The tale has two narrators, Alizayd, Ali, the cadet son of the king and Nahri. I like how the author mixes the two narratives and the two points of view.

Conclusion no spoilers

I liked the 85% the book, the journey that Dara and Nahri take, the legends narrated, I also liked all the conspiracies. Only the end has disappointed me. But I recommend it because the world created is very interesting.

Discussion

As always, read if you have read the book. I discuss the end WITH SPOILER.

What I didn’t like is that at the beginning this strong character who survived the streets of Cairo is introduced, but then Nahri is dazed by those who defeated her race and who stole her throne. I thought she had more “balls”, but no! she’s the usual female figure reduced to obey and that’s it. And I know there is another book (two) and that Nahri now treats the king as if he were another character who must be taken advantage of, but I don’t like this. And don’t get me started on her marriage to the king’s first child. And apparently from the plot of the second book, time passes between this book and the next and I hate with all of myself when this happens. No, a book in which I want to choke the protagonist 4 times out of 5 is not for me.

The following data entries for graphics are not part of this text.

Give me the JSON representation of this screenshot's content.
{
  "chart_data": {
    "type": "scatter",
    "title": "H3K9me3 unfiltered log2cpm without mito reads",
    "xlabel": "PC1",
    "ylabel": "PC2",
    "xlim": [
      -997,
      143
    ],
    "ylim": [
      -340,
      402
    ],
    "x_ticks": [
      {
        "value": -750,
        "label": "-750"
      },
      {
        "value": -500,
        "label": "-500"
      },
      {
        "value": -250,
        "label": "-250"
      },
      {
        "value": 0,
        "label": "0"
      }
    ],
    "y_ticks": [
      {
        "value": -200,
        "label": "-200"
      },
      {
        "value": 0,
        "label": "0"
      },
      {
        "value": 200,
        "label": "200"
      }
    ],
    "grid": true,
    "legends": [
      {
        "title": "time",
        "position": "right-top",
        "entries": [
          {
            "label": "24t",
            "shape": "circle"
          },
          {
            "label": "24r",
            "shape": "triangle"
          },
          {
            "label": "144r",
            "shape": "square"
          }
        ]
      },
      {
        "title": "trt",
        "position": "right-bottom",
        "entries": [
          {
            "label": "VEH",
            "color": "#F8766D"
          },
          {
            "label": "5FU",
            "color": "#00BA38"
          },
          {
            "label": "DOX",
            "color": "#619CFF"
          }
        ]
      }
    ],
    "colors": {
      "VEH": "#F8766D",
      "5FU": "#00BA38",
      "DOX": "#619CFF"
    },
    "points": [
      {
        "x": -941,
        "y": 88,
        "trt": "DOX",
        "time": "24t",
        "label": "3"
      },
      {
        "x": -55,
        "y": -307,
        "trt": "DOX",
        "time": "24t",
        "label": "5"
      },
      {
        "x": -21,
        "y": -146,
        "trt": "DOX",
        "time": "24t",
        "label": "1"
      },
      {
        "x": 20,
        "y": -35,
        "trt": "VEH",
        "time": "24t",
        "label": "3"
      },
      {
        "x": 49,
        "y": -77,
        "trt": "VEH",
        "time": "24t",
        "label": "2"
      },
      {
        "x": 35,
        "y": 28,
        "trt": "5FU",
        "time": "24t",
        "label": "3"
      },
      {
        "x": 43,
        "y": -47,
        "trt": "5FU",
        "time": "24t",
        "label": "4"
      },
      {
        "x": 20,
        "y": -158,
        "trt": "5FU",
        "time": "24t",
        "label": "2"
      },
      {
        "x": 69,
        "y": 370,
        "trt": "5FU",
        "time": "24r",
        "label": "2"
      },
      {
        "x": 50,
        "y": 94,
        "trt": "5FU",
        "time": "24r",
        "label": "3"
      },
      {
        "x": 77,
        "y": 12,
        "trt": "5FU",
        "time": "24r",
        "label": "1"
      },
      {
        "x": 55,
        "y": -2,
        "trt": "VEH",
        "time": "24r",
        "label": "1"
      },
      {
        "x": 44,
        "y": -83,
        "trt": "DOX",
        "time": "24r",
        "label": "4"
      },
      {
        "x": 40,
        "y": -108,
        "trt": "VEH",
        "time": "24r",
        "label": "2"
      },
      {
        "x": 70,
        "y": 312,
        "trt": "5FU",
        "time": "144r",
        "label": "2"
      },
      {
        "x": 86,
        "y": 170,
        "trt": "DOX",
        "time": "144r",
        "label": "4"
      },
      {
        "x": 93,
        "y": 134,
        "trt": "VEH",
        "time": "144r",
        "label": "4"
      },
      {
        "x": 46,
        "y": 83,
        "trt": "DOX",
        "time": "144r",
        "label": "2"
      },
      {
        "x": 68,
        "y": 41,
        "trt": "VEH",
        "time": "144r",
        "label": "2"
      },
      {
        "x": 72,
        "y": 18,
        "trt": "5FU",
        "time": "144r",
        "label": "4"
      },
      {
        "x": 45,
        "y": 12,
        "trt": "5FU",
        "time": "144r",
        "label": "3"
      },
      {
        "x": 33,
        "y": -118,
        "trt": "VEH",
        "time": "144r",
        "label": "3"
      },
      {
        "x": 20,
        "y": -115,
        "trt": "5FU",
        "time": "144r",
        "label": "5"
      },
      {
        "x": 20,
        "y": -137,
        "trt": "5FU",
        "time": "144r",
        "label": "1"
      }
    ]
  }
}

Is Dara good or bad? I know there isn’t always a clear distinction, but I hate it when authors introduce a character as good or who has become good and then all of a sudden he goes crazy and looks like the devil on earth. But not only this. It seems that Nahri is in love with him, but what does she do? Marry another. What a great love eh! I know she’s almost forced, but that’s what makes me say, no, thank you very much, I pass,  because I don’t want to read about a woman who was free until two days before, she is forced to marry for political subterfuge against her race and that then maybe she also falls in love with her husband (I don’t know, I’m just speculating here). Also because it seems that Dara is returning, he had to put up with Nahri who was making flirty eyes to Ali, the brother of her future husband, now he must also put up with the firstborn who won? No thanks, my palpitations (in a bad way) were already rising during the quarrel at the brothel. Also no. And among other things, it seems that Muntadhir, the eldest son, is one who sleeps with all his father’s servants, is bi and has a thing for his best male friend. So I don’t like when an author introduces the characters and then changes them, makes us love these characters and therefore we would like every good for them, but then he turns them upside down and therefore we would like to kill them. It seems a joke to me.

Conclusion with spoilers

So in conclusion, the world narrated by the author is very fascinating, but the plot given to the protagonist at the end of the book makes me move away from the series because I don’t want to read about these things.

And maybe I’m so disappointed because I had high expectations for this book that leaving aside the initial slowness, everything was fine until the end when Dara went crazy.